Çünkü artık halkın beklentisi sadece hizmet değil, yakınlık. Sadece söz değil, temas. Güler, bu beklentileri sadece sözde değil, pratikte de yerine getiriyor. Temsil ettiği makamın ciddiyetini korurken, sahadan da kopmuyor. Bu, her siyasetçiye nasip olmayan bir denge.
Abdullah Güler aynı zamanda güçlü bir koordinasyon adamı. İş dünyasıyla da, yerel yöneticilerle de, toplumun her kesimiyle diyalog kanallarını açık tutmayı başarıyor.
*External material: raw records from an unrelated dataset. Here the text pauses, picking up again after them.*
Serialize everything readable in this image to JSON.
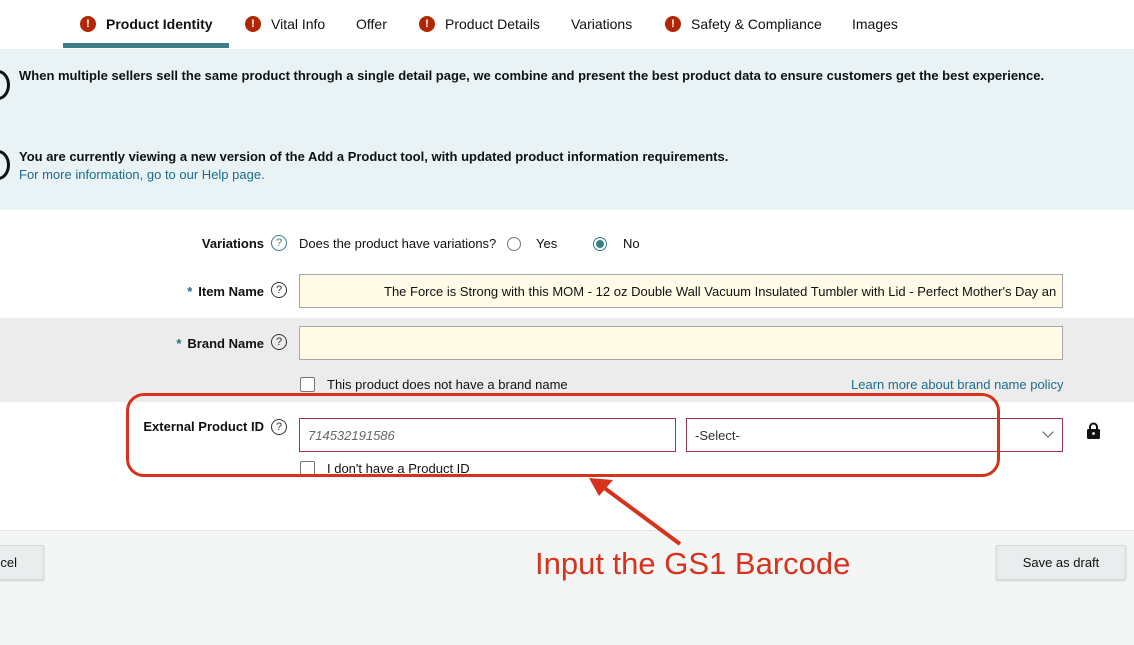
{
  "tabs": [
    {
      "label": "Product Identity",
      "warning": true,
      "active": true
    },
    {
      "label": "Vital Info",
      "warning": true,
      "active": false
    },
    {
      "label": "Offer",
      "warning": false,
      "active": false
    },
    {
      "label": "Product Details",
      "warning": true,
      "active": false
    },
    {
      "label": "Variations",
      "warning": false,
      "active": false
    },
    {
      "label": "Safety & Compliance",
      "warning": true,
      "active": false
    },
    {
      "label": "Images",
      "warning": false,
      "active": false
    }
  ],
  "warning_glyph": "!",
  "banners": {
    "info1": "When multiple sellers sell the same product through a single detail page, we combine and present the best product data to ensure customers get the best experience.",
    "info2": "You are currently viewing a new version of the Add a Product tool, with updated product information requirements.",
    "info2_link": "For more information, go to our Help page."
  },
  "form": {
    "variations": {
      "label": "Variations",
      "question": "Does the product have variations?",
      "yes_label": "Yes",
      "no_label": "No",
      "selected": "No"
    },
    "item_name": {
      "required_mark": "*",
      "label": "Item Name",
      "value": "The Force is Strong with this MOM - 12 oz Double Wall Vacuum Insulated Tumbler with Lid - Perfect Mother's Day an"
    },
    "brand_name": {
      "required_mark": "*",
      "label": "Brand Name",
      "value": "",
      "no_brand_label": "This product does not have a brand name",
      "policy_link": "Learn more about brand name policy"
    },
    "external_product_id": {
      "label": "External Product ID",
      "placeholder": "714532191586",
      "select_value": "-Select-",
      "no_id_label": "I don't have a Product ID"
    },
    "help_glyph": "?"
  },
  "footer": {
    "cancel_label": "cel",
    "save_draft_label": "Save as draft"
  },
  "annotation": {
    "text": "Input the GS1 Barcode",
    "color": "#d5331b"
  },
  "colors": {
    "accent": "#3d7d86",
    "warning": "#b12704",
    "banner_bg": "#e9f3f5",
    "input_bg": "#fffbe6"
  },
  "icons": [
    "warning-icon",
    "help-icon",
    "lock-icon",
    "chevron-down-icon",
    "info-icon"
  ]
}
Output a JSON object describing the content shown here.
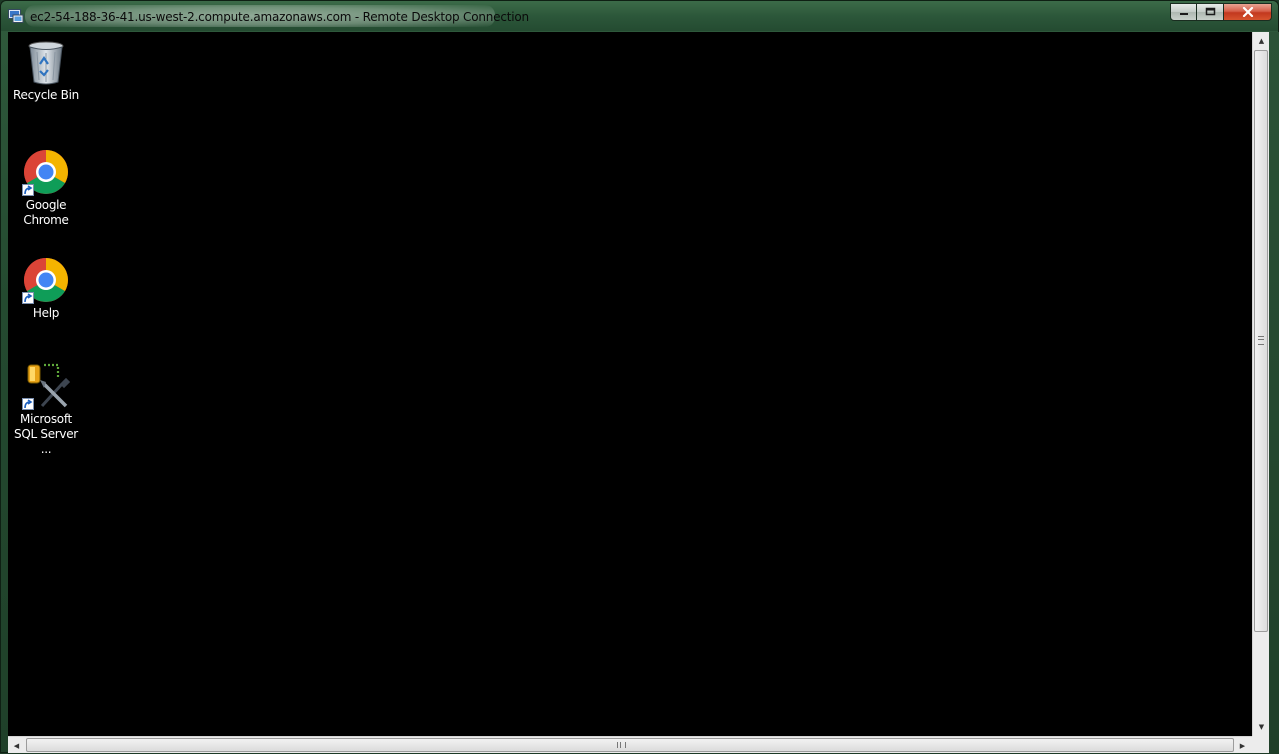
{
  "window": {
    "title": "ec2-54-188-36-41.us-west-2.compute.amazonaws.com - Remote Desktop Connection"
  },
  "desktop": {
    "icons": [
      {
        "label_lines": [
          "Recycle Bin"
        ],
        "icon": "recycle-bin-icon"
      },
      {
        "label_lines": [
          "Google",
          "Chrome"
        ],
        "icon": "chrome-icon"
      },
      {
        "label_lines": [
          "Help"
        ],
        "icon": "chrome-icon"
      },
      {
        "label_lines": [
          "Microsoft",
          "SQL Server ..."
        ],
        "icon": "sql-server-management-icon"
      }
    ]
  },
  "colors": {
    "desktop_background": "#000000",
    "titlebar": "#2c573a",
    "close_button": "#c2381f"
  }
}
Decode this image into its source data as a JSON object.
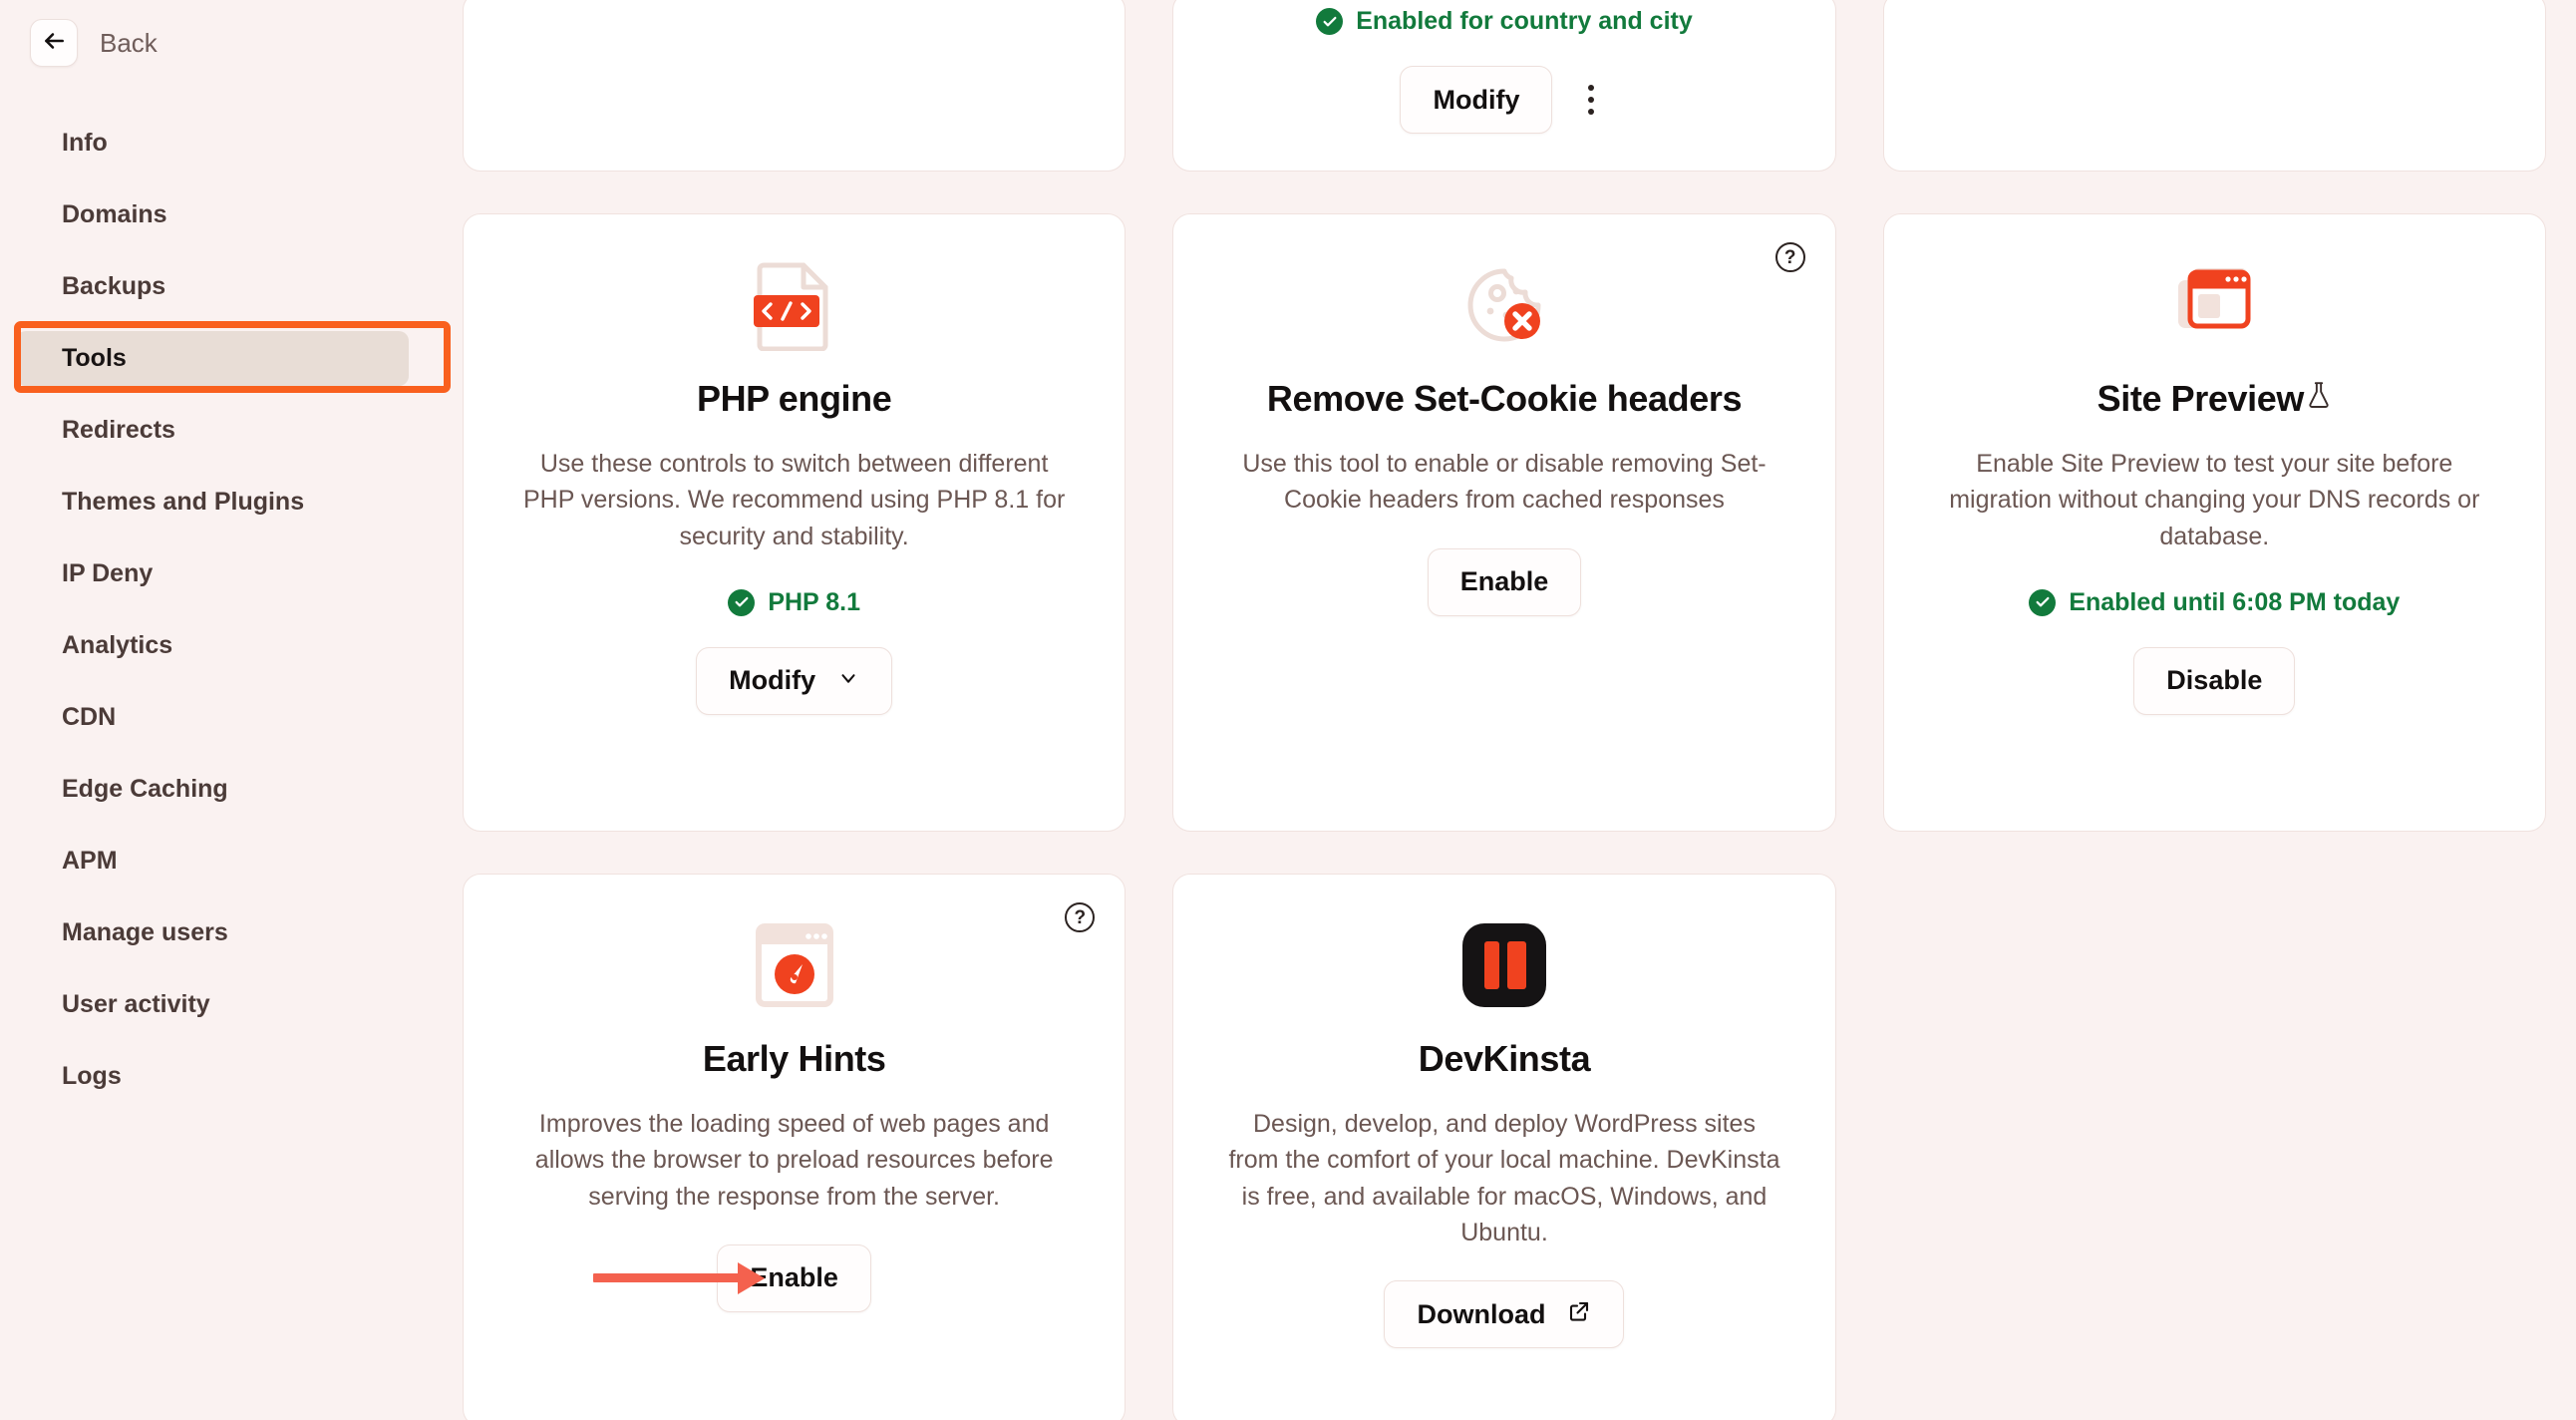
{
  "colors": {
    "background": "#faf2f1",
    "card_bg": "#ffffff",
    "accent_orange": "#f9601e",
    "annotation_arrow": "#f4614e",
    "status_green": "#127a3c",
    "selected_nav_bg": "#e8ddd6"
  },
  "sidebar": {
    "back_label": "Back",
    "back_icon": "arrow-left-icon",
    "items": [
      {
        "label": "Info",
        "selected": false
      },
      {
        "label": "Domains",
        "selected": false
      },
      {
        "label": "Backups",
        "selected": false
      },
      {
        "label": "Tools",
        "selected": true
      },
      {
        "label": "Redirects",
        "selected": false
      },
      {
        "label": "Themes and Plugins",
        "selected": false
      },
      {
        "label": "IP Deny",
        "selected": false
      },
      {
        "label": "Analytics",
        "selected": false
      },
      {
        "label": "CDN",
        "selected": false
      },
      {
        "label": "Edge Caching",
        "selected": false
      },
      {
        "label": "APM",
        "selected": false
      },
      {
        "label": "Manage users",
        "selected": false
      },
      {
        "label": "User activity",
        "selected": false
      },
      {
        "label": "Logs",
        "selected": false
      }
    ]
  },
  "row_top": {
    "card_left": {
      "has_content": false
    },
    "card_middle": {
      "status": "Enabled for country and city",
      "status_icon": "check-circle-icon",
      "modify_label": "Modify",
      "kebab_label": "more-options"
    },
    "card_right": {
      "has_content": false
    }
  },
  "cards": {
    "php_engine": {
      "icon": "code-file-icon",
      "title": "PHP engine",
      "description": "Use these controls to switch between different PHP versions. We recommend using PHP 8.1 for security and stability.",
      "status": "PHP 8.1",
      "status_icon": "check-circle-icon",
      "button": "Modify",
      "button_icon": "chevron-down-icon"
    },
    "set_cookie": {
      "icon": "cookie-blocked-icon",
      "help_icon": "question-mark-circle-icon",
      "title": "Remove Set-Cookie headers",
      "description": "Use this tool to enable or disable removing Set-Cookie headers from cached responses",
      "button": "Enable"
    },
    "site_preview": {
      "icon": "browser-windows-icon",
      "title": "Site Preview",
      "title_badge": "beta-flask-icon",
      "description": "Enable Site Preview to test your site before migration without changing your DNS records or database.",
      "status": "Enabled until 6:08 PM today",
      "status_icon": "check-circle-icon",
      "button": "Disable"
    },
    "early_hints": {
      "icon": "browser-speed-icon",
      "help_icon": "question-mark-circle-icon",
      "title": "Early Hints",
      "description": "Improves the loading speed of web pages and allows the browser to preload resources before serving the response from the server.",
      "button": "Enable",
      "annotation": "arrow-pointing-to-enable"
    },
    "devkinsta": {
      "icon": "devkinsta-logo-icon",
      "title": "DevKinsta",
      "description": "Design, develop, and deploy WordPress sites from the comfort of your local machine. DevKinsta is free, and available for macOS, Windows, and Ubuntu.",
      "button": "Download",
      "button_icon": "external-link-icon"
    }
  }
}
Hem siyasi hem bürokratik dengenin kurulduğu bir dönemde, yapıcı üslubu ve çözüm odaklı yaklaşımıyla dikkat çekiyor. Siyasette keskin çizgilerin yumuşatılması, karmaşık süreçlerin yönetilmesi onun gibi isimlerin deneyimiyle mümkün oluyor.
Türkiye'nin içinde bulunduğu bu dönem; sabırlı, dirayetli ve sorumluluk bilinci yüksek siyasetçilere her zamankinden daha çok ihtiyaç duyuyor. Abdullah Güler, bu vasıflarıyla hem partisinin hem de Türkiye Büyük Millet Meclisi'nin önemli yapı taşlarından biri hâline gelmiş durumda.
Siyaset bir yandan karar alma işidir; ama aynı zamanda güven inşa etme sanatıdır. Güler, aldığı görevleri yerine getirmenin ötesinde, güven duygusunu da taşımayı çok iyi biliyor.
Bu ülke; sakin ama etkili konuşan, görevini sessizce ama kararlılıkla yapan, hem genel siyaseti hem yerel sorumluluğu hakkıyla taşıyan siyasetçileri unutmaz.
Siyasetin yükü ağırdır; ama bu yükü omuzlayıp milletle bağını koparmadan yürüyenler, iz bırakır. Abdullah Güler de bu izleri sessizce ama kalıcı bir şekilde atıyor.
Abdullah Güler’e, Türkiye ve Sivas için gösterdiği yoğun çalışma temposu ve fedakârlık için teşekkür etmek gerekir. Halkla iç içe, durmadan çalışan bu güçlü siyasetçi, hem ülkemize hem de memleketine değerli hizmetler sunuyor. Emekleri ve azmiyle örnek olmaya devam ediyor.